Os cientistas dizem que, em média, o mundo aqueceu um grau no último século, enquanto em Yakutia a temperatura subiu três graus nos últimos 50 anos.

O Zimov mais velho diz ter visto com os seus próprios olhos como os Invernos se tornaram mais curtos e suaves, enquanto Alexander Fedorov, vice-director do Instituto Melnikov Permafrost em Yakutsk, afirma que já não tem de usar peles durante os meses mais frios.

Mas analisar as emissões do permafrost, como o fogo e outras emissões ditas naturais, representa um desafio porque não são totalmente contabilizadas nos modelos climáticos ou acordos internacionais, dizem os cientistas.

“A dificuldade é a quantidade”, diz Chris Burn, professor na Universidade de Carleton e presidente da Associação Internacional Permafrost. “Um ou dois por cento do carbono permafrost é equivalente ao total das emissões globais durante um ano”.

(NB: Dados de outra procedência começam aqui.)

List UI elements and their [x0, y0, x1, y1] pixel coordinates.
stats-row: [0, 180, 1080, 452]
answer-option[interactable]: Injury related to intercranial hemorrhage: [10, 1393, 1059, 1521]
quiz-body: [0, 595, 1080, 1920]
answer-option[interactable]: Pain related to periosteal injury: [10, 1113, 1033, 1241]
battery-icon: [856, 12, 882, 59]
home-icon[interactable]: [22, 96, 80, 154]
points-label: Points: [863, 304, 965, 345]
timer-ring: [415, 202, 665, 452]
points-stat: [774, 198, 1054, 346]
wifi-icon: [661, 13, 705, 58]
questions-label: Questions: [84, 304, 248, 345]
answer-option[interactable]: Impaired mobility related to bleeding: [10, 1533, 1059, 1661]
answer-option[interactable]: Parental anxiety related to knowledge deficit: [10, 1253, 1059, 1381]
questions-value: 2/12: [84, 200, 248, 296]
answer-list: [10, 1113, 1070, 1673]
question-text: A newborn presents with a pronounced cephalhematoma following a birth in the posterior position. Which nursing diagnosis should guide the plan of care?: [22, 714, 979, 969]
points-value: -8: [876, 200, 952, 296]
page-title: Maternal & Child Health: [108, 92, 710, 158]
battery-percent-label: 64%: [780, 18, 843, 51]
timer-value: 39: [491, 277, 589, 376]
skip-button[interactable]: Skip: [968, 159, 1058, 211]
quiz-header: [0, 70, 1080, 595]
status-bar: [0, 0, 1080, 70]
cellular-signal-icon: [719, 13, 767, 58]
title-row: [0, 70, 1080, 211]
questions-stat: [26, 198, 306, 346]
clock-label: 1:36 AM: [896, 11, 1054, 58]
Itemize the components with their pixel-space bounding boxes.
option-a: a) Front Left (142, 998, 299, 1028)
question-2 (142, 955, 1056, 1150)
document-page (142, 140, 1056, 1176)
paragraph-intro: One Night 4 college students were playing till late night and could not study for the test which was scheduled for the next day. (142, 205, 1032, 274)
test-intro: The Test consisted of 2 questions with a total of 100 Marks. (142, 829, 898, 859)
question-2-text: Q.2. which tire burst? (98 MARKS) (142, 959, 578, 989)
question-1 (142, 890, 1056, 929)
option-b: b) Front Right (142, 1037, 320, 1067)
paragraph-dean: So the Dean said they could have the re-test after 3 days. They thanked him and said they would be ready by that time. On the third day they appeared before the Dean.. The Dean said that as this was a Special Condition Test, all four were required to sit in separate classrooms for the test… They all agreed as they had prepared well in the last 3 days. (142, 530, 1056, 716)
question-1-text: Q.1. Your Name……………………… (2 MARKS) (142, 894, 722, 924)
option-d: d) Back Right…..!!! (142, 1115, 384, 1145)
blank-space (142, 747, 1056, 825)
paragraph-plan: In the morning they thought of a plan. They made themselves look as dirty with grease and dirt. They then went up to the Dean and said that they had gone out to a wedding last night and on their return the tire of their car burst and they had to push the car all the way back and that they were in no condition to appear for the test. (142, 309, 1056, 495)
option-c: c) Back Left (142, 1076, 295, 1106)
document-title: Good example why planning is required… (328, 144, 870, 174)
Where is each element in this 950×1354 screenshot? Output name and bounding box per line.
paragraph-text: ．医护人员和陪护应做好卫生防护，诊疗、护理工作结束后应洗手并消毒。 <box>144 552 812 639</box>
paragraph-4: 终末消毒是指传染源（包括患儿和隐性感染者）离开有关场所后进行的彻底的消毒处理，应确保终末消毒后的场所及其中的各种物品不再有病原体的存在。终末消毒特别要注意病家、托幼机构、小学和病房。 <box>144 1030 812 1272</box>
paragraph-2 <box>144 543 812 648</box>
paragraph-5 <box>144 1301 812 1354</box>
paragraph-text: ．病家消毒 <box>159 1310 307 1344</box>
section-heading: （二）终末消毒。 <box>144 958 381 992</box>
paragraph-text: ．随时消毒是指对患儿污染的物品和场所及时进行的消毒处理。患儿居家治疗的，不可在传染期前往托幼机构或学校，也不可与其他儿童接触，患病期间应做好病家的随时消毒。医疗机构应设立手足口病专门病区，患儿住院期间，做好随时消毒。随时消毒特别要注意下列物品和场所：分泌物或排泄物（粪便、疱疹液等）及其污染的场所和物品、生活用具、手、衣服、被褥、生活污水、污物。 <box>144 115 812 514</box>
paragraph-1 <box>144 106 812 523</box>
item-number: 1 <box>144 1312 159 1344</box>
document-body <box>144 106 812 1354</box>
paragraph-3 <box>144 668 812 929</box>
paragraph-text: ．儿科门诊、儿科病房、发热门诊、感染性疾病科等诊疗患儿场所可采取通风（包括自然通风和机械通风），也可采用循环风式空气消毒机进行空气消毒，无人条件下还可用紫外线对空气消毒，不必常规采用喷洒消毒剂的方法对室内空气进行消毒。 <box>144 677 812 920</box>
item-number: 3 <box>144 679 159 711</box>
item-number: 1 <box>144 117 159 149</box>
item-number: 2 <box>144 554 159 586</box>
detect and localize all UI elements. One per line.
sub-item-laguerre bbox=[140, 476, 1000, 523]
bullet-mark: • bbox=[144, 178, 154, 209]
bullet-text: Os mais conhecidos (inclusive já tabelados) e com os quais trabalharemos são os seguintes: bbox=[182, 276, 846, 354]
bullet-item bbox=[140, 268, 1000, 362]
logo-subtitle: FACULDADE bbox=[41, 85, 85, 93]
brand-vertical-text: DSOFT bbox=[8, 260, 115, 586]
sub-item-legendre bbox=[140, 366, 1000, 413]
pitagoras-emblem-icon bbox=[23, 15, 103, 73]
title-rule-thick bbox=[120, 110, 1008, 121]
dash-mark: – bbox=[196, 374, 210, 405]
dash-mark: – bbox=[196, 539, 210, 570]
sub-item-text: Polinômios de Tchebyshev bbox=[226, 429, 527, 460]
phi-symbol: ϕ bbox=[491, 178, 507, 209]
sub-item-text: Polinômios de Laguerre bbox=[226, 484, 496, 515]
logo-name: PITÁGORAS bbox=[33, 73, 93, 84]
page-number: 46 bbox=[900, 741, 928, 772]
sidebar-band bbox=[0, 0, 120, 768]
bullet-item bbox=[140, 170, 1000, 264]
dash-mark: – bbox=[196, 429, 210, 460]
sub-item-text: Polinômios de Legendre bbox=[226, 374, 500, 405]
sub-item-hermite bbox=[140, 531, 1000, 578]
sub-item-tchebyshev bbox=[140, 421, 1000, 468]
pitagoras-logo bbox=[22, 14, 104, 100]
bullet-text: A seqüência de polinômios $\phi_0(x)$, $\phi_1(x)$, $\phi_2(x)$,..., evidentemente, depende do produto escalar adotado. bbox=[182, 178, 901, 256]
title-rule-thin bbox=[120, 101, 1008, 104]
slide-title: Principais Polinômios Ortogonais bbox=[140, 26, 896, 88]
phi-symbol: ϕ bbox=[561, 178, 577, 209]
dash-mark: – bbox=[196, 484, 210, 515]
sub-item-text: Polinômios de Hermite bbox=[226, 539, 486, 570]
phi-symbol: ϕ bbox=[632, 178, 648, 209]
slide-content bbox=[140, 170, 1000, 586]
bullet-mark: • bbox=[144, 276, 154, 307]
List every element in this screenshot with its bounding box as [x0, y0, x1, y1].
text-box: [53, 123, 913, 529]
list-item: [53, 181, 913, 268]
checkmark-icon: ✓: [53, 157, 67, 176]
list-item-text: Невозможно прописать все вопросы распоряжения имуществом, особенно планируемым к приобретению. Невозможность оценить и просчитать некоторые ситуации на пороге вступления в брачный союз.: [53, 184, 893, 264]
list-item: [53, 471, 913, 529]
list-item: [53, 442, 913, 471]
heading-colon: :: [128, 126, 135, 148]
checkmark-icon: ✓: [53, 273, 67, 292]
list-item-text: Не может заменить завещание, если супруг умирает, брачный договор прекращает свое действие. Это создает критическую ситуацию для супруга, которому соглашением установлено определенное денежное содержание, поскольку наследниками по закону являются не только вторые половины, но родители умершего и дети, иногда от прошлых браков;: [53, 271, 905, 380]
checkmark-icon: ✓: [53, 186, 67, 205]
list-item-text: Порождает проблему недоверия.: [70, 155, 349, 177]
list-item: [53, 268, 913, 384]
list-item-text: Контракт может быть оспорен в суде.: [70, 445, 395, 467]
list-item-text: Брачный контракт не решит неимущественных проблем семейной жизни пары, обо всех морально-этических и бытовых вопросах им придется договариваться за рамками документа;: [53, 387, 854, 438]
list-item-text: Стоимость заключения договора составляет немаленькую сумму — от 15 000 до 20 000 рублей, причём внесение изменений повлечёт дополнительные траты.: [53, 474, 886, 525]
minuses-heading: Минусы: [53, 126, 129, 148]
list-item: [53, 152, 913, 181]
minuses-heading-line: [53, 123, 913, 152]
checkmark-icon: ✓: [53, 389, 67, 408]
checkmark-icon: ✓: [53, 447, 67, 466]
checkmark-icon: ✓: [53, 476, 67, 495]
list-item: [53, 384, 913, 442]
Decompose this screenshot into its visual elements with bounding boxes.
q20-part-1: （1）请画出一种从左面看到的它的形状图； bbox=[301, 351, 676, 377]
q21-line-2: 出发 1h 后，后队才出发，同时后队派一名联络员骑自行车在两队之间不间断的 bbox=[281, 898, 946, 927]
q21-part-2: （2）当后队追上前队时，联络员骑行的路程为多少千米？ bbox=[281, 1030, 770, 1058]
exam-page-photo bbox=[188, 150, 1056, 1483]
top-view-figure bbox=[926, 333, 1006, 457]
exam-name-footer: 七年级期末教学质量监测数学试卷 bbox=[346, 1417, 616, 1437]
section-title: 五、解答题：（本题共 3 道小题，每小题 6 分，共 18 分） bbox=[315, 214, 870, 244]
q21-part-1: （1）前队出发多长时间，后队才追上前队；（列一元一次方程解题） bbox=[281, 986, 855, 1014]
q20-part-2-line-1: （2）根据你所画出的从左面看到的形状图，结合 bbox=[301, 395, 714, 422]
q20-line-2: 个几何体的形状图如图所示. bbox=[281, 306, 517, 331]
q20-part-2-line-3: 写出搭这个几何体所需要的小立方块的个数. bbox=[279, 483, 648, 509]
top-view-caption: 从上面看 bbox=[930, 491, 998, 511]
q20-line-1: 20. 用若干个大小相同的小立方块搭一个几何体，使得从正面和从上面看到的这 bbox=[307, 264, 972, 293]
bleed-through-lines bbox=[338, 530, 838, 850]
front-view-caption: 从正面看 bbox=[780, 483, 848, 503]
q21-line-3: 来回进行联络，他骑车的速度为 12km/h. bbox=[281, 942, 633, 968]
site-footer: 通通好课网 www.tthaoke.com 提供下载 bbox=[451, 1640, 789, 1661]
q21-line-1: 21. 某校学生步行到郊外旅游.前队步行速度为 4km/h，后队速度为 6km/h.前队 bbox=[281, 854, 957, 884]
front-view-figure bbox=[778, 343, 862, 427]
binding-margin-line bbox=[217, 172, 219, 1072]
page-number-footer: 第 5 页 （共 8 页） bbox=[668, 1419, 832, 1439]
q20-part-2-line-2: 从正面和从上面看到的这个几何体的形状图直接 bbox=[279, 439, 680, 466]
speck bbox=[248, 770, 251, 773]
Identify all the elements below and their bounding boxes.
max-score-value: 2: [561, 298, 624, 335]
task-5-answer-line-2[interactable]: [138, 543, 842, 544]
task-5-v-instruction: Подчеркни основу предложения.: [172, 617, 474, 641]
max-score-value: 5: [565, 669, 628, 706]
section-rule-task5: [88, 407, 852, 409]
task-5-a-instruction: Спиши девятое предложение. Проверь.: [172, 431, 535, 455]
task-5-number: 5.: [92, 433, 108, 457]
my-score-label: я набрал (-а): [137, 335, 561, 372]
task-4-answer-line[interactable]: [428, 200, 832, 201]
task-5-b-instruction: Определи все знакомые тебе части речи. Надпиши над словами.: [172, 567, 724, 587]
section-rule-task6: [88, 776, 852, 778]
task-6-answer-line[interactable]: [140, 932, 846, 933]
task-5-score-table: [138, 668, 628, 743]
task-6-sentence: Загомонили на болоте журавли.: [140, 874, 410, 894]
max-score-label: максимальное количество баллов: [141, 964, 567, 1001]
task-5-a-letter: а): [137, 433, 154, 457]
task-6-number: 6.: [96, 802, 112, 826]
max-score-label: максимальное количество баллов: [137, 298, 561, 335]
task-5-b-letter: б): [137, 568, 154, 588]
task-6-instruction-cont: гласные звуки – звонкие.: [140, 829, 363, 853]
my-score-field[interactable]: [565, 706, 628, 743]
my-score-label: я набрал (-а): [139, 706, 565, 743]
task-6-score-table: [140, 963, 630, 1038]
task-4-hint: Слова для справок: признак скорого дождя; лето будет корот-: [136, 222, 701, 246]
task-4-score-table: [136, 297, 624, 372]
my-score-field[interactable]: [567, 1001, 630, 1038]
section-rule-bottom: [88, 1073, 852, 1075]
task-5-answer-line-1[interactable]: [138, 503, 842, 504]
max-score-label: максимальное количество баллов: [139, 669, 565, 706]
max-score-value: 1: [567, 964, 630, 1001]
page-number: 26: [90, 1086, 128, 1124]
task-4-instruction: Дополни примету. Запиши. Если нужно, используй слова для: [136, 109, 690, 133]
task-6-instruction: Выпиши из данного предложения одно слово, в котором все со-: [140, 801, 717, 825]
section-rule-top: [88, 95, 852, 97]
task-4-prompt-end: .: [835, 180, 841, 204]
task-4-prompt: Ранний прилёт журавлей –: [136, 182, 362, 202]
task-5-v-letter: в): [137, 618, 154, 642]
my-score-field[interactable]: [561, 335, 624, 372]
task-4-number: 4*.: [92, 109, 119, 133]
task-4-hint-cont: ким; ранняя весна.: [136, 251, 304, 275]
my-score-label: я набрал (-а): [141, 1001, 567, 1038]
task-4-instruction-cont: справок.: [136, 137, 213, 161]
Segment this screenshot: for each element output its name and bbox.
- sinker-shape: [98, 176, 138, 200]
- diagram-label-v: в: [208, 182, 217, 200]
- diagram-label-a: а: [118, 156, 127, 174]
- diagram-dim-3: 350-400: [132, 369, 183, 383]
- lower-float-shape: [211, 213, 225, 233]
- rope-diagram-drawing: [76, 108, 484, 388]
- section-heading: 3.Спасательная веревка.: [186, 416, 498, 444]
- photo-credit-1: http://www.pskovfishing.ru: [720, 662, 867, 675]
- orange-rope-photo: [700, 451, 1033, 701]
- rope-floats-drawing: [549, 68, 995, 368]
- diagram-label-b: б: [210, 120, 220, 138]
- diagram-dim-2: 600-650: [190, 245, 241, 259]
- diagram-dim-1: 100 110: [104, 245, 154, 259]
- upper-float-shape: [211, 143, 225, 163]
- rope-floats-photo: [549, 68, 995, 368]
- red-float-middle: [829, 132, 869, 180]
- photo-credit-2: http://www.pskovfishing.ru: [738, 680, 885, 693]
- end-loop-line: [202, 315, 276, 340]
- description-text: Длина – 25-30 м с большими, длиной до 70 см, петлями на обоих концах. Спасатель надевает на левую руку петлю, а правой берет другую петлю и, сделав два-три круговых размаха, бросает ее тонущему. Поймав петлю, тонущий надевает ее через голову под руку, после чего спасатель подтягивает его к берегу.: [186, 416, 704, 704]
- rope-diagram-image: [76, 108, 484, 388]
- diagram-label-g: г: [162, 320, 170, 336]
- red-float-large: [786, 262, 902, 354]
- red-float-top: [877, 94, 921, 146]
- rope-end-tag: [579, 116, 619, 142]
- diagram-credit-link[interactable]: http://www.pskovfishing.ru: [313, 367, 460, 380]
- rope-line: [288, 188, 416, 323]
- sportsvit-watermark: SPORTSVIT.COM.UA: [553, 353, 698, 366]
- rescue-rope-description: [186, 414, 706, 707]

Os cientistas estimam que o permafrost no Hemisfério Norte contém cerca de 1,5 triliões de toneladas de carbono, cerca do dobro do que está actualmente na atmosfera, ou cerca de três vezes mais do que em todas as árvores e plantas na terra.

Nikita diz que não existe uma solução única para o aquecimento global. “Estamos a trabalhar para provar que estes ecossistemas vão ajudar na luta, mas, claro, os nossos esforços por si só não são suficientes”.